Cauchemar, rêve et réalité?

Le cauchemar de la pandémie, c’est ce que nous espérons actuellement, appartiendra bientôt au passé. Une fois la majorité de la population vaccinée, le danger d’un collapse de notre système de santé sera écarté – du moins s’il n’y a pas de nouvelle variante plus contagieuse, plus virulente et plus mortelle. (Un regard vers l’Inde et le Brésil n’est pas très rassurant.)

La question qui se pose à nous est alors celle de l’après-cauchemar. Comment allons-nous trouver une nouvelle réalité? Comment sera-t-elle? Qu’aurons-nous appris?

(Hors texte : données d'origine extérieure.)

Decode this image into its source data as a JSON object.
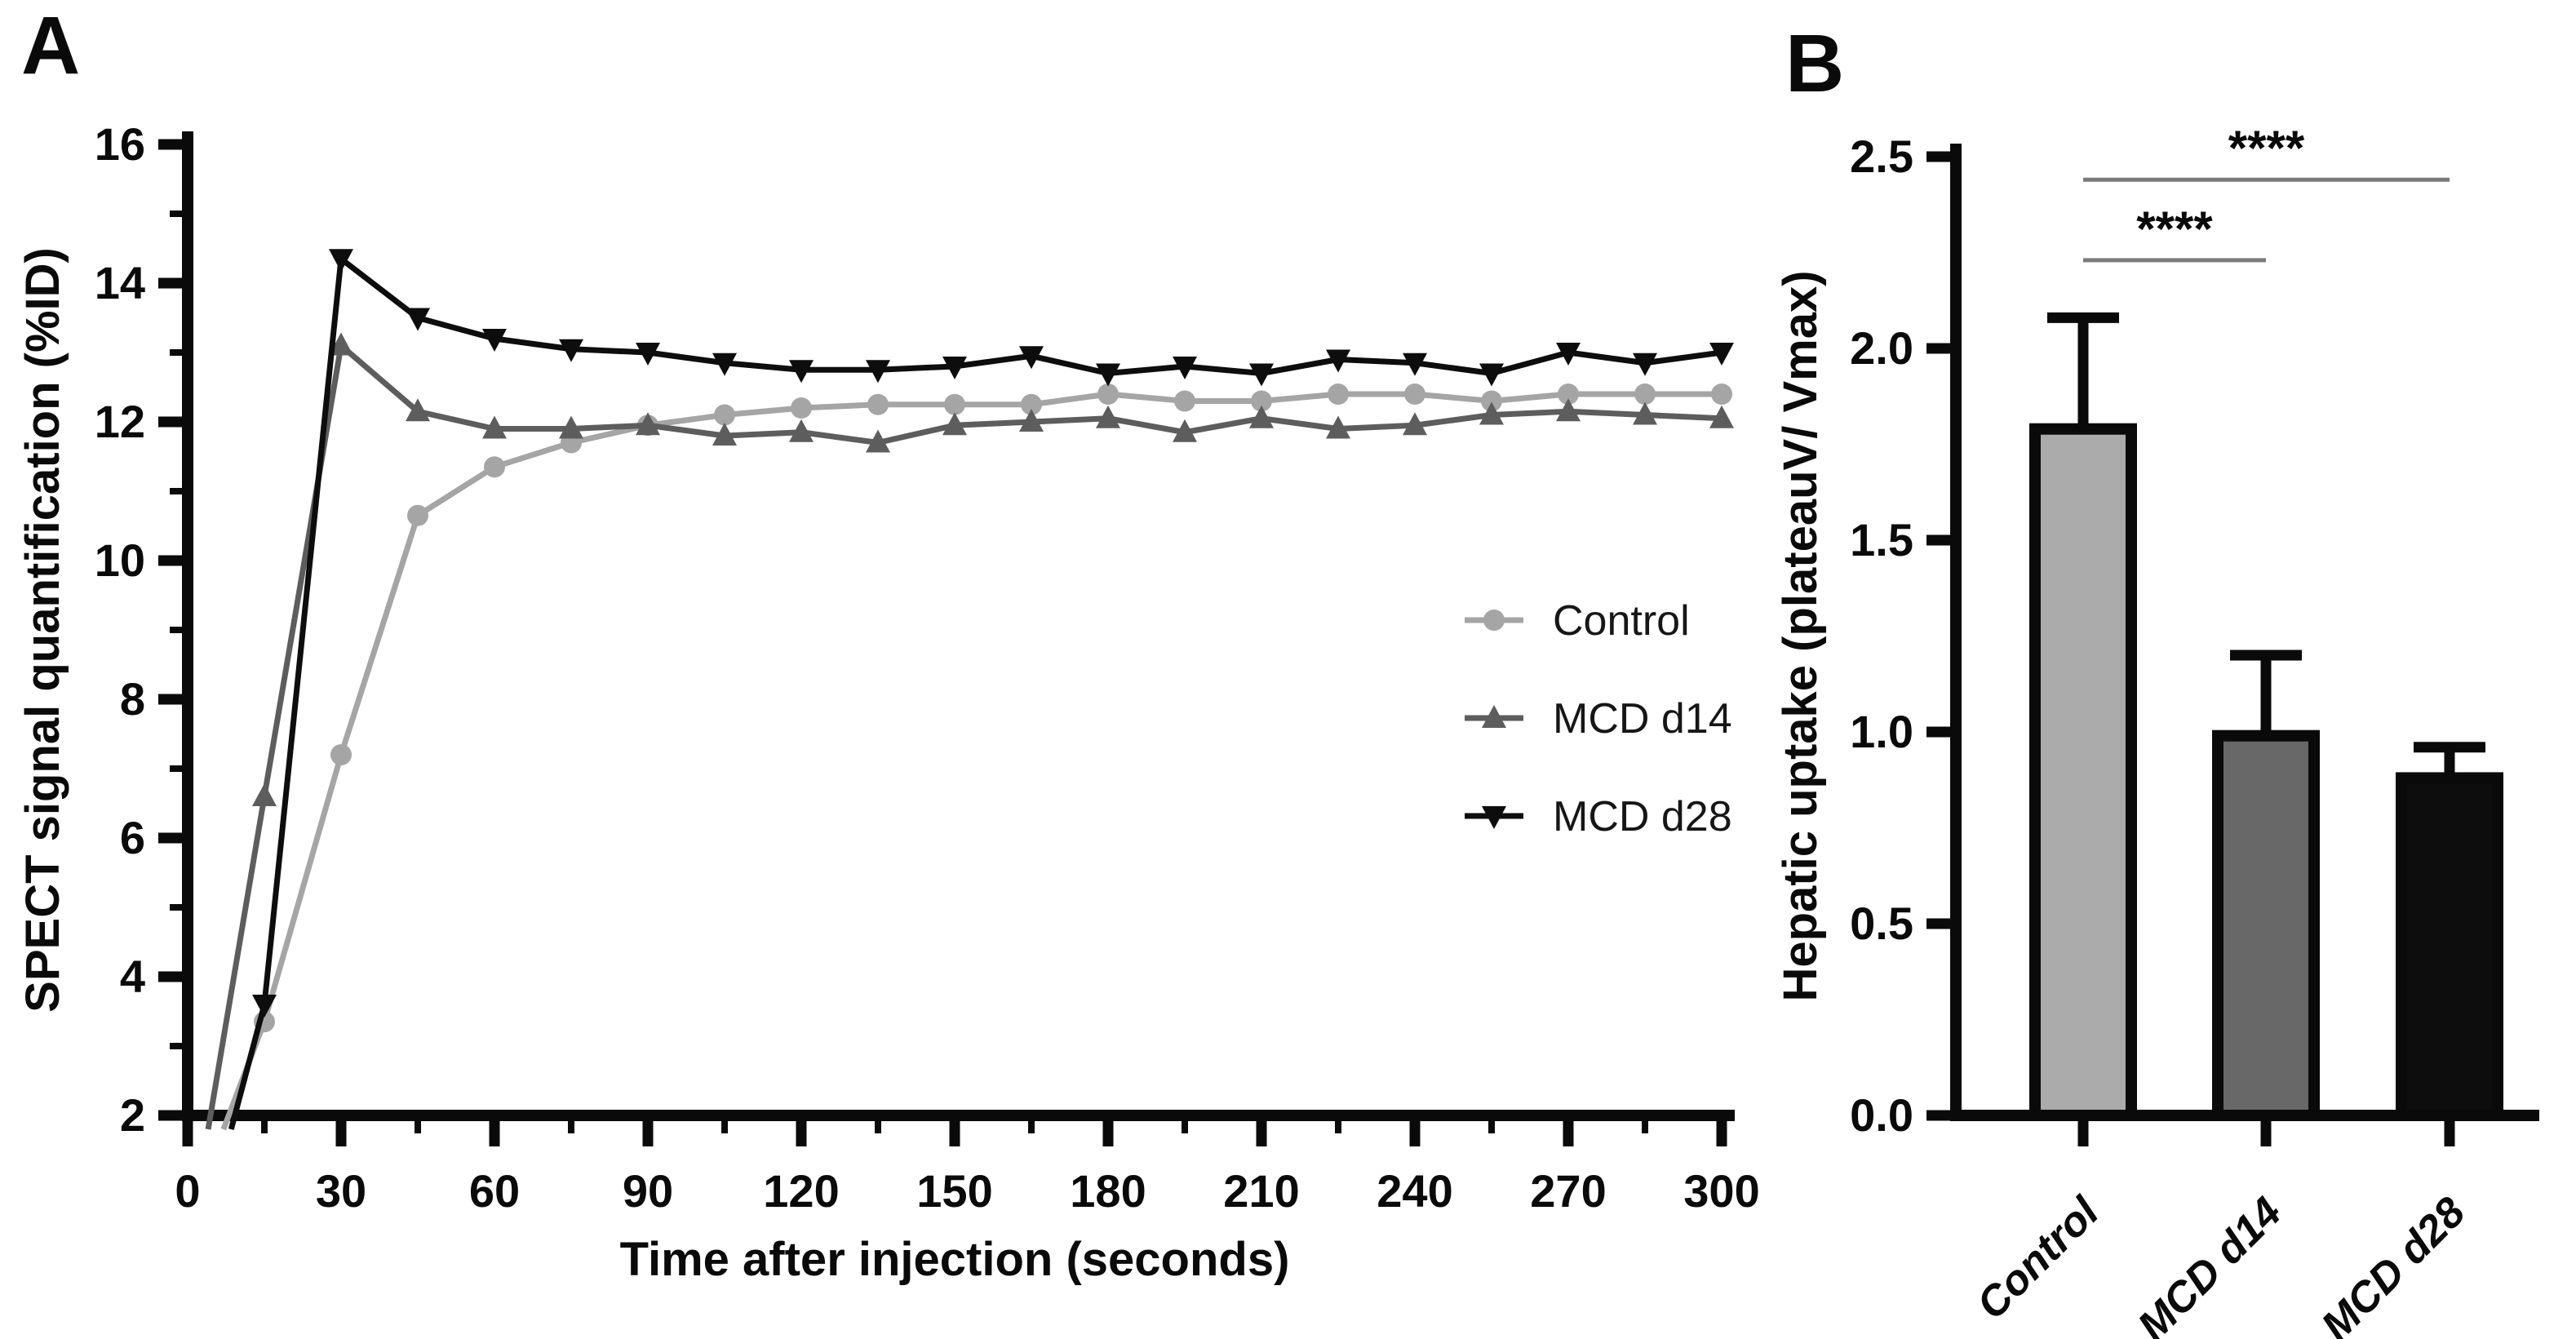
{
  "figure": {
    "panel_a_label": "A",
    "panel_b_label": "B"
  },
  "colors": {
    "control": "#a5a5a5",
    "mcd_d14": "#5d5d5d",
    "mcd_d28": "#0d0d0d",
    "axis": "#0a0a0a",
    "significance_line": "#7a7a7a",
    "bar_control_fill": "#ababab",
    "bar_mcd_d14_fill": "#686868",
    "bar_mcd_d28_fill": "#0d0d0d"
  },
  "chart_data": [
    {
      "id": "spect-line-chart",
      "type": "line",
      "title": "",
      "xlabel": "Time after injection (seconds)",
      "ylabel": "SPECT signal quantification (%ID)",
      "xlim": [
        0,
        300
      ],
      "ylim": [
        2,
        16
      ],
      "x_major_ticks": [
        0,
        30,
        60,
        90,
        120,
        150,
        180,
        210,
        240,
        270,
        300
      ],
      "x_minor_ticks": [
        15,
        45,
        75,
        105,
        135,
        165,
        195,
        225,
        255,
        285
      ],
      "y_major_ticks": [
        2,
        4,
        6,
        8,
        10,
        12,
        14,
        16
      ],
      "y_minor_ticks": [
        3,
        5,
        7,
        9,
        11,
        13,
        15
      ],
      "grid": false,
      "legend_position": "right-middle",
      "x": [
        15,
        30,
        45,
        60,
        75,
        90,
        105,
        120,
        135,
        150,
        165,
        180,
        195,
        210,
        225,
        240,
        255,
        270,
        285,
        300
      ],
      "series": [
        {
          "name": "Control",
          "marker": "circle",
          "color": "#a5a5a5",
          "origin": [
            7,
            1.8
          ],
          "values": [
            3.35,
            7.2,
            10.65,
            11.35,
            11.7,
            11.95,
            12.1,
            12.2,
            12.25,
            12.25,
            12.25,
            12.4,
            12.3,
            12.3,
            12.4,
            12.4,
            12.3,
            12.4,
            12.4,
            12.4
          ]
        },
        {
          "name": "MCD d14",
          "marker": "triangle-up",
          "color": "#5d5d5d",
          "origin": [
            4,
            1.8
          ],
          "values": [
            6.6,
            13.1,
            12.15,
            11.9,
            11.9,
            11.95,
            11.8,
            11.85,
            11.7,
            11.95,
            12.0,
            12.05,
            11.85,
            12.05,
            11.9,
            11.95,
            12.1,
            12.15,
            12.1,
            12.05
          ]
        },
        {
          "name": "MCD d28",
          "marker": "triangle-down",
          "color": "#0d0d0d",
          "origin": [
            8.5,
            1.8
          ],
          "values": [
            3.6,
            14.35,
            13.5,
            13.2,
            13.05,
            13.0,
            12.85,
            12.75,
            12.75,
            12.8,
            12.95,
            12.7,
            12.8,
            12.7,
            12.9,
            12.85,
            12.7,
            13.0,
            12.85,
            13.0
          ]
        }
      ]
    },
    {
      "id": "hepatic-bar-chart",
      "type": "bar",
      "title": "",
      "xlabel": "",
      "ylabel": "Hepatic uptake (plateauV/ Vmax)",
      "ylim": [
        0,
        2.5
      ],
      "y_major_ticks": [
        0.0,
        0.5,
        1.0,
        1.5,
        2.0,
        2.5
      ],
      "y_tick_decimals": 1,
      "grid": false,
      "categories": [
        "Control",
        "MCD d14",
        "MCD d28"
      ],
      "values": [
        1.79,
        0.99,
        0.88
      ],
      "errors_plus": [
        0.29,
        0.21,
        0.08
      ],
      "bar_fill_colors": [
        "#ababab",
        "#686868",
        "#0d0d0d"
      ],
      "bar_edge_color": "#0a0a0a",
      "significance": [
        {
          "from": 0,
          "to": 1,
          "label": "****",
          "y": 2.23
        },
        {
          "from": 0,
          "to": 2,
          "label": "****",
          "y": 2.44
        }
      ]
    }
  ]
}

David Graeber, anthropologue décédé en automne 2020 à l’âge de 51 ans, a écrit un essai peu de temps avant sa mort précoce. Le paragraphe suivant est tiré de son essai qui a été publié par le magazine Jacobin (USA):

Parce qu’en réalité, la crise que nous venons de vivre était le réveil d’un rêve, une confrontation avec la réalité effective de la vie humaine, qui est que nous sommes un collectif d’êtres fragiles qui prennent soin les uns des autres, et que ceux qui font la part du lion de ce travail de soin qui nous maintient en vie sont surtaxés, sous-payés et quotidiennement humiliés, et qu’une très grande partie de la population ne fait rien d’autre que d’entretenir des fantasmes, de percevoir des loyers et, d’une manière générale, freine ceux qui fabriquent, réparent, déplacent et transportent des objets ou répondent aux besoins d’autres êtres vivants. Il est impératif de ne pas retomber dans une réalité où tout cela aurait un sens inexplicable, comme c’est souvent le cas des choses insensées dans les rêves.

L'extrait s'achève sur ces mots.